Una nueva zambullida en la caótica oscuridad interior. De nuevo la lucha contra las fuerzas del antiidealismo. ¡La libertad y la igualdad son valores correctos! Pero ¿por qué? ¿Por qué el ser humano debe tener más derechos que cualquier otro animal? ¿Porque se trata de una forma superior de vida? Pero una forma superior sólo significa mayor complejidad y, ¿qué mérito tiene esa complejidad? ¿Por qué todos los hombres tienen derecho a la libertad y a la igualdad? ¿Por qué no unos cuántos, solamente? Aquel razonamiento era completamente arbitrario. El mismo concepto de «derecho» era ya una ficción idealista. Uno tenía una cosa o no la tenía. Uno deseaba algo o no lo deseaba. No existía el tener derecho a las cosas.

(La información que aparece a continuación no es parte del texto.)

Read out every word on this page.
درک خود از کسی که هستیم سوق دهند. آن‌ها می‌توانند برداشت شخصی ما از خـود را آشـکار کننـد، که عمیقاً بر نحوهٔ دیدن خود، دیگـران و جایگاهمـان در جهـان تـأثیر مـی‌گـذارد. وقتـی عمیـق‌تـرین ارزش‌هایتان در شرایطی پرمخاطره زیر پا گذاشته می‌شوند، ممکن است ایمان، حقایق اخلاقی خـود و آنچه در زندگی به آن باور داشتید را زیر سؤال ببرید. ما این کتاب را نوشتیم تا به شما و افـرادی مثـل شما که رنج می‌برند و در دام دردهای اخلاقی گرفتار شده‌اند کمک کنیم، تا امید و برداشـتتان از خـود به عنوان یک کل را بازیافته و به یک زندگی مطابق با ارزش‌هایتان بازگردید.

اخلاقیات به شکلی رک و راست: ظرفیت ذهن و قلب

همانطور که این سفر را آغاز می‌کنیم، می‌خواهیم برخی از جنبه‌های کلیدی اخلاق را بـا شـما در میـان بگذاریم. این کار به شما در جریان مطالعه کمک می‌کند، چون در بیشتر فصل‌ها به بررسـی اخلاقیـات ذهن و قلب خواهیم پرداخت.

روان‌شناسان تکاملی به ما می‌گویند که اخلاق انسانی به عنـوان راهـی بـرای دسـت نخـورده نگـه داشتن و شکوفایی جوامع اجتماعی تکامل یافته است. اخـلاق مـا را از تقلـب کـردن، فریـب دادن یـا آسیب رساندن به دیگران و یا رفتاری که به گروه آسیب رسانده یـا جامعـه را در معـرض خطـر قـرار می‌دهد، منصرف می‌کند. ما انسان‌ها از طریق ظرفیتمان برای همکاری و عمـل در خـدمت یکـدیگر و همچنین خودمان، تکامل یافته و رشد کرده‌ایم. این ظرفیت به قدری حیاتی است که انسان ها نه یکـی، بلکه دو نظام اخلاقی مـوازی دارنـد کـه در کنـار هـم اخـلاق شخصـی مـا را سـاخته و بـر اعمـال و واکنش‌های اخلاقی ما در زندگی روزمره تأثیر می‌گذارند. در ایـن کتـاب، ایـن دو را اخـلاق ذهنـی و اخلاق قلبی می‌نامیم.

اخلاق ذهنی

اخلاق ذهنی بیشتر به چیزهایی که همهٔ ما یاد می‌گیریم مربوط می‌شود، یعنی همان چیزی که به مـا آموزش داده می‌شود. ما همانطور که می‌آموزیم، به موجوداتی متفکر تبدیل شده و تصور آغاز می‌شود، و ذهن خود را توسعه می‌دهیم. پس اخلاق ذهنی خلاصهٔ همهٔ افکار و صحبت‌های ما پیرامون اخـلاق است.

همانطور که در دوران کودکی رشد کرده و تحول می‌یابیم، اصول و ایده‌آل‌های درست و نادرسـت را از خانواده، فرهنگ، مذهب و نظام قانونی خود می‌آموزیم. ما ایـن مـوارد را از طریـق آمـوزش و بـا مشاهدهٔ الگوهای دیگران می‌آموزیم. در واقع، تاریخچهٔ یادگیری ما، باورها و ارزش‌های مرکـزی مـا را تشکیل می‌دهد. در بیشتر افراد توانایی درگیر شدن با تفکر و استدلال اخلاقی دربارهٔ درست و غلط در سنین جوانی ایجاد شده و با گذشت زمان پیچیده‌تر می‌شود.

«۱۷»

Jarles intentaba desesperadamente resucitar los conceptos en los que siempre había creído. Otras veces, cuando esta clase de razonamientos le había desconcertado, había buscado refugio en la cólera, en el odio hacia la opresión, pero ahora sus emociones no le pertenecían y la marea purificadora de la cólera no llegaba. Se encontraba ante un mundo vacío y estéril de hechos y de fuerzas que se le enfrentaban.

Jarles se esforzó en recordar a alguno de los fieles a los que había visto sufrir, de los que se había compadecido, a los que había intentado ayudar, pero ahora le parecían tan sólo grotescas máquinas fisiológicas; no le conmovían.